Le fringant chef vénézuélien Gustavo Dudamel, directeur musical de l'Orchestre philharmonique de Los Angeles (LA Phil), a entamé en mai avec "Don Giovanni" un cycle de trois ans consacré à Mozart, dont la musique oblige les musiciens à "approcher la perfection".
Après une intégrale des symphonies de Mahler en début d'année, le prodige de 31 ans, formé au sein d'El Sistema, un programme d'éducation musicale créé en 1975 au Venezuela pour les classes défavorisées, s'attaque avec son orchestre à un nouvel Himalaya de la musique occidentale : la trilogie lyrique Mozart-Da Ponte -"Don Giovanni", "Les Noces de Figaro" et "Cosi fan tutte".
"Je pense que c'est très important pour un orchestre symphonique de jouer de l'opéra. Et les opéras de Mozart sont parfaits, du point de vue du texte et de la musique", affirme le chef d'orchestre dans un entretien avec l'AFP.
Le "projet Mozart" de Dudamel et du LA Phil est innovant à plus d'un titre. Non seulement il fait entrer l'opéra dans le temple symphonique du Walt Disney Concert Hall, mais les décors des oeuvres ont été confiés à des architectes de renom et les costumes à des créateurs de mode.
Ainsi, le Canadien Frank Gehry, architecte du splendide Walt Disney Concert Hall, a signé les décors de "Don Giovanni", tandis que le Français Jean Nouvel s'attaquera l'an prochain à ceux des "Noces de Figaro". L'équipe créative de "Cosi fan tutte" en 2014 n'a pas encore été dévoilée.
D'un point de vue musical, Gustavo Dudamel ressent déjà les bénéfices pour l'orchestre de la série de représentations de "Don Giovanni", qui s'achèvent samedi. "Quand on joue de la musique symphonique, de Mozart par exemple, l'orchestre sonne de manière différente", dit-il.
"Tu vois apparaître (dans la partition) une tonalité mineure, qui nous emporte vers +Don Giovanni+ et ça sonne plus tragique, beaucoup plus angoissé. Tu vois alors comment l'opéra crée cette flexibilité créative chez le musicien symphonique", ajoute le chef d'orchestre.
"Beau et dangereux"
La musique de Mozart -"l'une des premières partitions que j'ai reçues, c'était (les symphonies) 40 et 41, une petite partition verte, j'avais neuf ans"- oblige selon lui à "s'approcher de la perfection, parce qu'elle est nue".

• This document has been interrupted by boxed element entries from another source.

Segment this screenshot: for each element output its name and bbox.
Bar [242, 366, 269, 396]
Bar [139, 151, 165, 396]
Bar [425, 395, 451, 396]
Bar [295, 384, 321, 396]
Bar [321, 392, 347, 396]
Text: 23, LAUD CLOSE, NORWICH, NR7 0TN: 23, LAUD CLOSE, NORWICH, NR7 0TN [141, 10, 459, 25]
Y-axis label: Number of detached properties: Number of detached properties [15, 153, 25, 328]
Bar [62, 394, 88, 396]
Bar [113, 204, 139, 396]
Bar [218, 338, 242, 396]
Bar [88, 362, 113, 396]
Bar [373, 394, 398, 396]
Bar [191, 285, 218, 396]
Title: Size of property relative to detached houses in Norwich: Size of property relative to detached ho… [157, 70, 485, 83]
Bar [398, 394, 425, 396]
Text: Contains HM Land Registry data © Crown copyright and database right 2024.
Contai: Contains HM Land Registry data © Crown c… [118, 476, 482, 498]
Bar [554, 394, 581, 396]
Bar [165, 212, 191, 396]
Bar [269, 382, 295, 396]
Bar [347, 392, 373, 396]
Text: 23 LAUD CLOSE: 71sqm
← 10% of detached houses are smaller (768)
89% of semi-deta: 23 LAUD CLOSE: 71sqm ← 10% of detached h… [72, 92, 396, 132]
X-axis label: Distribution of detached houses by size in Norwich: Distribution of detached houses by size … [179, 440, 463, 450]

"Tout se voit. N'importe quelle erreur, aussi petite soit-elle, s'entend immédiatement. C'est à la fois beau et dangereux, car c'est une musique à laquelle tu peux donner un phrasé très personnel, mais il y a toujours le risque d'en faire trop", observe-t-il.
"Il faut faire très attention, c'est comme tailler un diamant. Il faut vraiment être sûr de soi pour réussir à le tailler sans l'abîmer", dit-il.
Le chef, dont la gestuelle et l'expressivité au pupitre sont déjà légendaires, assure que sa "façon de penser et d'interpréter Mozart n'a pas changé" depuis ses premiers essais adolescents. "En revanche, ma façon d'y arriver a évolué. Quand on est jeune, la question c'est +comment+ obtenir quelque chose. Avec la maturité, la question devient +pourquoi+", déclare-t-il.
S'il assure "être extrêmement auto-critique, jusqu'à être parfois très dur" avec lui-même, Gustavo Dudamel reconnaît cependant que sa relation avec le LA Phil, dont il est directeur musical depuis 2009 -son contrat court jusqu'en 2019- est exceptionnelle.
"Petit à petit, nous créons une personnalité" à cet orchestre, dit-il. "Nous avons trouvé un équilibre entre le son, l'engagement, notre responsabilité envers la musique, le rejet complet de la routine, se donner à 100% et la recherche de la perfection", affirme-t-il.
"Etre à la tête de tout cela, pour moi, c'est un honneur. Car pouvoir compter sur un groupe de musiciens d'un niveau si élevé pour t'accompagner dans tes folies, il n'y a rien de plus beau. Que pourrais-je demander de plus ?".